The pandemic came when I was just about to finish my first quarter at SCAD Atlanta. I was thrilled and excited for a new beginning and accomplishment in a new city when everything abruptly closed down. I moved back to my family as the program transitioned into virtual via Zoom. The first couple of quarters through Zoom were challenging as we had to relearn how we study, research, and present our work. The professors also had to familiarize themselves with the new teaching tools. Ordering materials and samples and communicating with vendors took much longer because of the disrupted supply chain. However, all the challenges forced me to grow and adapt. I learned to time managing the arrival of supplies and samples ahead of time to have a bit of maneuver in my schedule. The virtual working and studying environment provided new tools for the creative process. Instead of physically doing collages in my journal, I turned to Photoshop, where I can efficiently produce hundreds in half an hour without any paper waste. I used the CLO 3D program to test my patterns and virtually ‘sewn’ the muslins before moving on to actual fabrics.

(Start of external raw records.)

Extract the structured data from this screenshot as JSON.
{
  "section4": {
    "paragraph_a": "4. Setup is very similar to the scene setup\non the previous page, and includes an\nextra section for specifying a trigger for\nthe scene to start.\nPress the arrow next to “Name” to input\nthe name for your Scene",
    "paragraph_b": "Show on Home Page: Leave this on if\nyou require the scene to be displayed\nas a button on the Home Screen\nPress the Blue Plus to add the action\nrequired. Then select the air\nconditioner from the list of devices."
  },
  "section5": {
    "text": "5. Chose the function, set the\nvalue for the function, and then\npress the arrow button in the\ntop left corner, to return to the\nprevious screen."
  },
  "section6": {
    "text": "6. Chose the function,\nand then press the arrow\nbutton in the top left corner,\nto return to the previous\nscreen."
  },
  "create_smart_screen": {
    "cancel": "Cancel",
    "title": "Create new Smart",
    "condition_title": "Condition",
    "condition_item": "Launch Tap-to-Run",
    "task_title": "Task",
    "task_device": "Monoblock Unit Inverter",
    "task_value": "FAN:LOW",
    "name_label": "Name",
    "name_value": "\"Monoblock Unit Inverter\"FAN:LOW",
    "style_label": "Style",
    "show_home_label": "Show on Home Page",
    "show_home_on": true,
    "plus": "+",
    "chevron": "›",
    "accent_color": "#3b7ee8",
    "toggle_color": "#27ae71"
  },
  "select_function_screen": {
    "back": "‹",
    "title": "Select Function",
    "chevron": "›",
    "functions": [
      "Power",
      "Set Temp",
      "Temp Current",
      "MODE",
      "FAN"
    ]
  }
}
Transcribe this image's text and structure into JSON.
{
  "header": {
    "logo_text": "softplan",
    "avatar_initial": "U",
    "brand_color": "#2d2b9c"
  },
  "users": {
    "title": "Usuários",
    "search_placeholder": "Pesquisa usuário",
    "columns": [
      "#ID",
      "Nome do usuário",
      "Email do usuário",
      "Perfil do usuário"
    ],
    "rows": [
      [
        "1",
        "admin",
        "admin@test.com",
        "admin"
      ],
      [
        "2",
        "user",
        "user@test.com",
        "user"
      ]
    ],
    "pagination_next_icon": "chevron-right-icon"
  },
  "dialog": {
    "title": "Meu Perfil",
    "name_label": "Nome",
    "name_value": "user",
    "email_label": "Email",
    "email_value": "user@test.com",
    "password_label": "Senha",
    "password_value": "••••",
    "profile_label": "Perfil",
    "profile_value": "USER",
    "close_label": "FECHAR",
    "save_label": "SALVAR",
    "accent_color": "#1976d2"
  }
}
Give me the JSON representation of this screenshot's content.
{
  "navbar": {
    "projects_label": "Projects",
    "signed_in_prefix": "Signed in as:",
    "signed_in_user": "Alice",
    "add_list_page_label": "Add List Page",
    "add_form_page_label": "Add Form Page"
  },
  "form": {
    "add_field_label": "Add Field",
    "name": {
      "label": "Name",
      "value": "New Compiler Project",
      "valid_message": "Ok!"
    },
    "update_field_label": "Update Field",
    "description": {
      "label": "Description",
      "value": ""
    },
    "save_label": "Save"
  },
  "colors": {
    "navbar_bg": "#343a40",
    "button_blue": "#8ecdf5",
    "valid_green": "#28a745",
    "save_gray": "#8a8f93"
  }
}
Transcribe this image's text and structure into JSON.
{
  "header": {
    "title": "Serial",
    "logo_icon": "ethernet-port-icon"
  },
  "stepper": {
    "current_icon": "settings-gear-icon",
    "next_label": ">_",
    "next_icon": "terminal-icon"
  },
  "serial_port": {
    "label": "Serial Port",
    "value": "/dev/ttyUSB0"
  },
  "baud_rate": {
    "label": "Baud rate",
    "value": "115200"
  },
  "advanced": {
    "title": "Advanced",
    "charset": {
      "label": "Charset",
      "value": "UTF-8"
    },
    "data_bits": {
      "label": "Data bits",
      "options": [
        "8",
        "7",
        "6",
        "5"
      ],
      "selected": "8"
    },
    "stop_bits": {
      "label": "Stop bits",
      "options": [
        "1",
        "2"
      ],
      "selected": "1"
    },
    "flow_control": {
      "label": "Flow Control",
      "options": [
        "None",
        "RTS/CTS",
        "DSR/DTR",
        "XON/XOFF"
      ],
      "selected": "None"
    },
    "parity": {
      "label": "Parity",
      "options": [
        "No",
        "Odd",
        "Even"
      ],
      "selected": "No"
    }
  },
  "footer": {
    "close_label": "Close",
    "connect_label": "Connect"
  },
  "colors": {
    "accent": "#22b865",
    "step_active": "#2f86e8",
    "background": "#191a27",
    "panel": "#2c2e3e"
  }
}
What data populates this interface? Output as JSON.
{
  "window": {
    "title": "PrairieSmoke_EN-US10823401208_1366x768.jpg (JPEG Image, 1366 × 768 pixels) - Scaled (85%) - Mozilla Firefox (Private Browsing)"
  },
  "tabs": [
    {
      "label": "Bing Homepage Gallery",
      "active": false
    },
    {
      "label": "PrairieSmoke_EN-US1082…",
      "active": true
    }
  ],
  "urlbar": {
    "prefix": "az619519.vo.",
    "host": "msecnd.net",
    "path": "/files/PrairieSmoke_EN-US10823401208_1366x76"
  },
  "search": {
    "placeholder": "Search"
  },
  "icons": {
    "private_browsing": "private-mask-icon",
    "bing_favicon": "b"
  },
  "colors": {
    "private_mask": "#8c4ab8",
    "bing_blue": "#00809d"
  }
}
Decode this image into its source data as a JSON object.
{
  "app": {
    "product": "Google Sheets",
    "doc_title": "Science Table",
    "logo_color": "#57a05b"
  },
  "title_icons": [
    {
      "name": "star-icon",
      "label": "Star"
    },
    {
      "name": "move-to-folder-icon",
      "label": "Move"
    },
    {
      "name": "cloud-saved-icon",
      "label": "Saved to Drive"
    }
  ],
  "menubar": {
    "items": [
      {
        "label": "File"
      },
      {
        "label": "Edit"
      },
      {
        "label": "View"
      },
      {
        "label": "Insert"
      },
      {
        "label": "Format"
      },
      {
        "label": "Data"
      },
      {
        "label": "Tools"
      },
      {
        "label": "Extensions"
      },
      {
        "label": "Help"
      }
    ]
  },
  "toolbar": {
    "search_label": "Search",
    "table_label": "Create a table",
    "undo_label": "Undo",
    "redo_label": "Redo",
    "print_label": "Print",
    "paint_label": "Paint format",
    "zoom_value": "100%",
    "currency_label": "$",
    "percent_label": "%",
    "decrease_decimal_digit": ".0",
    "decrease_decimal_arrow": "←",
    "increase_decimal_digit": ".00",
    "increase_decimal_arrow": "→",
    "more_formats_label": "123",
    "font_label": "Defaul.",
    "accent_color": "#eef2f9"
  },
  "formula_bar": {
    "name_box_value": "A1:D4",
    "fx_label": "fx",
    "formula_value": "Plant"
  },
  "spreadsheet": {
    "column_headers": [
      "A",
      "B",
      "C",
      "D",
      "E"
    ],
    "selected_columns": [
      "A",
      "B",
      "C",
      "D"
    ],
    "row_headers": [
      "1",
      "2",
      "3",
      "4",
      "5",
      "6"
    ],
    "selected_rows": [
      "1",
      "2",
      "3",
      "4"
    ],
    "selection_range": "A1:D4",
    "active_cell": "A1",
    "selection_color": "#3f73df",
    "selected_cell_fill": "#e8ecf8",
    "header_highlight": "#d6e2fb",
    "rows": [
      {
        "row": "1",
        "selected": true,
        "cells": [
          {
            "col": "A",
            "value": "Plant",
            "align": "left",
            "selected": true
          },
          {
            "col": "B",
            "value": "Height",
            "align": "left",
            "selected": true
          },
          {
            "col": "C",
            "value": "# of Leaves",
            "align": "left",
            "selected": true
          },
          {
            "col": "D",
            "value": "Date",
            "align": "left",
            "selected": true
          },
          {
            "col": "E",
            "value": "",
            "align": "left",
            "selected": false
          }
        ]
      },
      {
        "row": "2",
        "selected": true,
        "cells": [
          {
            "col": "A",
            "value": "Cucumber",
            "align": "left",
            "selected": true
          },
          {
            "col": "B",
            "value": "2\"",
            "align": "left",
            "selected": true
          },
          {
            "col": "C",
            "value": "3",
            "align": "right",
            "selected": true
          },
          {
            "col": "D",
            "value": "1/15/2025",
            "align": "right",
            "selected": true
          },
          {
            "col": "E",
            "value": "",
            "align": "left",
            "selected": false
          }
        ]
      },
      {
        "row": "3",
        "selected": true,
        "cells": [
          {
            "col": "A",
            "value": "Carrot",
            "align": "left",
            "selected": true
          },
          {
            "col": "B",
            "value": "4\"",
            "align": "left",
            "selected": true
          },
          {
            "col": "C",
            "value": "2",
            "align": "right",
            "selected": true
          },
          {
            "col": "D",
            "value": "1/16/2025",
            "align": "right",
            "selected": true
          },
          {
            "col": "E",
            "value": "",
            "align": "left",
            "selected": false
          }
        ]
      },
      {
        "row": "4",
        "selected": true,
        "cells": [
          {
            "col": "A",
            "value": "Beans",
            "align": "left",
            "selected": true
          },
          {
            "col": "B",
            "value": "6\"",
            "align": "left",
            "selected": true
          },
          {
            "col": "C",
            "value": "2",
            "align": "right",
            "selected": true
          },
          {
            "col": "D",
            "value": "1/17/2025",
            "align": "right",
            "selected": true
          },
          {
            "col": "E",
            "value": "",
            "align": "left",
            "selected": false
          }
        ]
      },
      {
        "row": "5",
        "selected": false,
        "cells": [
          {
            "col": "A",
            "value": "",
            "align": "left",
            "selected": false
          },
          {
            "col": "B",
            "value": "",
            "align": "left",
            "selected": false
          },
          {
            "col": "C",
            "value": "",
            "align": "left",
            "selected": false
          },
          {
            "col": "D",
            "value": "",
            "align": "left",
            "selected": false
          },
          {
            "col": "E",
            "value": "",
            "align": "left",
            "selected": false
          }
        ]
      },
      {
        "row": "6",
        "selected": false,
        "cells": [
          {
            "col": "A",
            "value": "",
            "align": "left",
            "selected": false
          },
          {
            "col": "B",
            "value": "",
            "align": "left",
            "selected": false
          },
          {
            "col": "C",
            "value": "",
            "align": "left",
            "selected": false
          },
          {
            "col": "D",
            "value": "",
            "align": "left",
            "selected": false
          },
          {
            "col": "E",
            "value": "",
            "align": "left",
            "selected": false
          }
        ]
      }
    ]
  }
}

But of course, not every technological innovation can replace the feel, the touch of fabrics, the organic movement of lines on the paper, the unique brushstroke that can never be recreated, and the texture of torn paper collages, which is why I prefer to keep a small journal of my most passionate projects along with a more presentable digitalized version of them.

Is there anything you have had to change about the way you work because of the pandemic?

Some habits are entirely altered because of the pandemic. Before the pandemic, I used to keep my research and process works on a board where I could shift them around and make changes physically. When things turned virtual, I had to find a way to present them accordingly. Before, I could turn in things as they are; now, I got to go through an extra step to make them pretty for the screen. But all that process forces me to learn new skill sets and pushes me to be a better designer. I also found that working virtually helps minimize materials’ waste in some parts. It is not much, but I’d love to contribute my effort to limit the fashion industry’s impact on the planet.

Where do you see your work living? Is your fashion practice more of an art form or do you see your work living in a commercial sense, as a brand?

I believe fashion belongs to a living body. It is clothing, after all, meant to be worn. To me, fashion is the art of living. Costume belongs in a museum; fashion is now. It constantly evolves, is ever-changing, and moves forward. Fashion is an art form in which kindred spirits find each other. One of my old teachers once said people only care about beautiful products, not the inspiration behind them. From a commercial standpoint, I can see where he was coming. However, as I progress professionally, I can’t entirely agree with that sentiment. I want to see my works on a person, moving through the streets, attending her daily activities. At that moment, she expresses herself while I’m making a statement. I believe that is the difference separates high fashion from commercial and elevates it into an art form.